In response to message #5

 So I left off (sqrt3) from my reckoning, carelessly, and oddly enough got the answer I thought I was looking for. Now I think I understand why I should have been wary. I ought not really to expect to find phi in the ratio R/r. Rather, it would be (if anywhere) in (R-r)/r. This is because it is the radius R which is (per hypothesis) divided by extreme & mean ratio.I'll try to apply the same principle you showed me and see if I get anywhere.~Bryan

Bryan
guest
Mar-19-08, 03:12 PM (EST)

7. "RE: Arcs of concentric circles"
In response to message #6

 Thought I would write again to let you know I followed through and verified that phi is *not* the ratio of R/r nor of R/(R-r) in the problem I originally presented. So the arc of 144 degrees is *not* related to the arc of 60 degrees by a chord on two concentric circles, when the respective radii are related to by the golden ratio.However, I decided to check and see what larger arc *was*, if i stipulated the 60-degree arc on the smaller circle and the radii being in that ratio.Let there be two circles with a common center O. A chord subtends an arc of 60 degrees on the smaller circle, and a to-be-determined arc on the larger. Let h be the distance from O to this chord; it makes a right angle with the chord at point H, slightly inside the circumference of the smaller circle.

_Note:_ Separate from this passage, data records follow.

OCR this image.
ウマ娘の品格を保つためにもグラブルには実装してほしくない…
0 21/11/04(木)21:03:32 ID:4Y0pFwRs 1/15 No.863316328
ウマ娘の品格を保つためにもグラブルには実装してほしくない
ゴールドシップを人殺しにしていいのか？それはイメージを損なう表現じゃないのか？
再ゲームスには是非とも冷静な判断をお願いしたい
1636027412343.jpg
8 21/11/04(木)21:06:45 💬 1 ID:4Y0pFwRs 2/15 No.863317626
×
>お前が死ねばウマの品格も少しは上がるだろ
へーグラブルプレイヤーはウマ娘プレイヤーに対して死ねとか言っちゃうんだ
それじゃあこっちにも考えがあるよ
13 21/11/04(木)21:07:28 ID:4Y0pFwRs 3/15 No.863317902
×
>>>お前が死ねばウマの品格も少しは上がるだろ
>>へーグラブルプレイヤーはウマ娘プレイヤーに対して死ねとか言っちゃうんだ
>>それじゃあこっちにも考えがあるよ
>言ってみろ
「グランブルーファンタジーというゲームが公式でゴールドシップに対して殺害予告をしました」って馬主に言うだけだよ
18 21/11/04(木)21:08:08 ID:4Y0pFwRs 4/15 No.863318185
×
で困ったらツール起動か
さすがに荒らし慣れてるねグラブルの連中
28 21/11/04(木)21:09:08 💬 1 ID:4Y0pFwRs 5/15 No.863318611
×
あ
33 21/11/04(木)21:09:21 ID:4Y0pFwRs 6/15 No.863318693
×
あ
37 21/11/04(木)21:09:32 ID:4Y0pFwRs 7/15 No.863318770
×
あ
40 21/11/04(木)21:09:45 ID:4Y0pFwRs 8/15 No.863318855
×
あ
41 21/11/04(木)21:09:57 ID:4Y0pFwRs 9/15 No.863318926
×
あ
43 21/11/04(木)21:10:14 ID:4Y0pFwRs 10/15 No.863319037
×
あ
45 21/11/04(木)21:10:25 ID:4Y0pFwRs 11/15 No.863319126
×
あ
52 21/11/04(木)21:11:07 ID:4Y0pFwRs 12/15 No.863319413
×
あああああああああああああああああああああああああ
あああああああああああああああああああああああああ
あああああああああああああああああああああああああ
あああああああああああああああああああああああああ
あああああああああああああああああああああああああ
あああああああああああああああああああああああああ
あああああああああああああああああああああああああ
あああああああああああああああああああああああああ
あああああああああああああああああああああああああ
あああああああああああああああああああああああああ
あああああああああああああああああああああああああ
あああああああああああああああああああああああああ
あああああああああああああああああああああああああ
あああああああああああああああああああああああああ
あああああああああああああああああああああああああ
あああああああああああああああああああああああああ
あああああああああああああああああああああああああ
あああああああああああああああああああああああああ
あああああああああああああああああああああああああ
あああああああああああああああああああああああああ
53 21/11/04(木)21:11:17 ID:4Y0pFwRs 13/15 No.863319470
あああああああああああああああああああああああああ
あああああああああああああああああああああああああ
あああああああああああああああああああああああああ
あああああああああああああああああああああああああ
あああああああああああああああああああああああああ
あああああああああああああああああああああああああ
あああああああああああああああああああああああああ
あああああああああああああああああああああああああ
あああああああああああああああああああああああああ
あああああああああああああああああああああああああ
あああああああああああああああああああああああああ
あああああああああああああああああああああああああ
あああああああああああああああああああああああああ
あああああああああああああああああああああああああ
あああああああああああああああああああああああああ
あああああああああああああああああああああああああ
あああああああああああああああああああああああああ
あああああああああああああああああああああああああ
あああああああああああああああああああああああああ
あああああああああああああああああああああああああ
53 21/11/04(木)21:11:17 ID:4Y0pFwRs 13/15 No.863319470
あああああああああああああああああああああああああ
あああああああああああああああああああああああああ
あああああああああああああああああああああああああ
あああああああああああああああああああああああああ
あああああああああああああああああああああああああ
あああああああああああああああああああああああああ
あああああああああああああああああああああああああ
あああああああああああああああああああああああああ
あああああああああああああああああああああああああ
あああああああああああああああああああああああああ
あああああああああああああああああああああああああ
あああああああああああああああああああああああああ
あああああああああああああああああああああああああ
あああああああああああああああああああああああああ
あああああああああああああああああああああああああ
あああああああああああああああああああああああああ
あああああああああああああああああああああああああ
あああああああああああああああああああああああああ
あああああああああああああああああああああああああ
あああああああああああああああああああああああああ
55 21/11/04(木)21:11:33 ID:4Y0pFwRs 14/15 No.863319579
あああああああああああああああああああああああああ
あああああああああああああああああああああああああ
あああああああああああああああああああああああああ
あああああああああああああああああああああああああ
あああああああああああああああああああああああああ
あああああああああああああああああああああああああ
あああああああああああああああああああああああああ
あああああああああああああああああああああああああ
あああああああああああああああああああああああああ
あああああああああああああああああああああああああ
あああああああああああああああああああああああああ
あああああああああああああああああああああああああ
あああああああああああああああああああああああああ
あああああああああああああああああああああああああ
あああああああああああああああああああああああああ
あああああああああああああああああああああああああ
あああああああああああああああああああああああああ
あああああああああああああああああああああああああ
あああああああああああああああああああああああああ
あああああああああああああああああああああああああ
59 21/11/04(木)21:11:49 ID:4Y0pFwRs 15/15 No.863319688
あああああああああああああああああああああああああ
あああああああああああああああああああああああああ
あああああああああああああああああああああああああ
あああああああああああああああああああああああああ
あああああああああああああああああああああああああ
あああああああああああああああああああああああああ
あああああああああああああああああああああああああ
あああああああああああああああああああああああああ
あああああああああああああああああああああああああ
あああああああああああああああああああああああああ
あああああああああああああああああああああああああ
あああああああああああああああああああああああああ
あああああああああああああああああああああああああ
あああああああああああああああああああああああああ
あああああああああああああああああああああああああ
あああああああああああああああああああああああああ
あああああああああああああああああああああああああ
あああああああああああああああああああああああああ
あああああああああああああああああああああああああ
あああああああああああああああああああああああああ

The radius r of the smaller circle is 1; The distance from the circumference of the smaller circle to the larger is phi. So the radius R of the larger circle = 1+phi.There are straight lines connecting the center O to the intersection of the chord to the circumferences of the two circles. On the smaller circle the point of this intersection (call it A) is at a 60 degree angle. On the larger circle the point (call it B) is at an angle to be determined.Since r=1, sin A= sin60= h/1 = h. So h= sin60 = ((sqrt3)/2)sin B = ((Sqrt3)/2) / (1 + phi) = (sqrt3)/(2(1 + phi))so B = arcsin (sqrt3)/(2(1 + phi))= approx 19.31687 degrees(I confess I turned to an arcsin calculator, and used a long decimal approximation of phi). Now I could easily calculate the remaining angle of the other angle in triangle HOB. The I subtracted 30 degrees to get angle AOB.Multiply AOB by 2, and add 60 degrees, and voila!(naturally, I could also have just doubled HOB)It isn't 144, but much closer to the 141 or so which I kept getting when I had tried with compass and straightedge and measuring with a protractor. Which makes me feel a little better about my steadiness with good old Euclidean tools.Thanks again for your help, without which I would not have got started.

alexb
Charter Member
2206 posts
Mar-19-08, 08:29 PM (EST)

8. "RE: Arcs of concentric circles"
In response to message #7

 >Which makes me feel a little >better about my steadiness with good old Euclidean tools. Your satisfaction is well deserved. It would have been nice to get the result you wanted but I could not see a way to get away with sqrt(3). >Thanks again for your help, without which I would not have >got started. It was a pleasure helping in your case.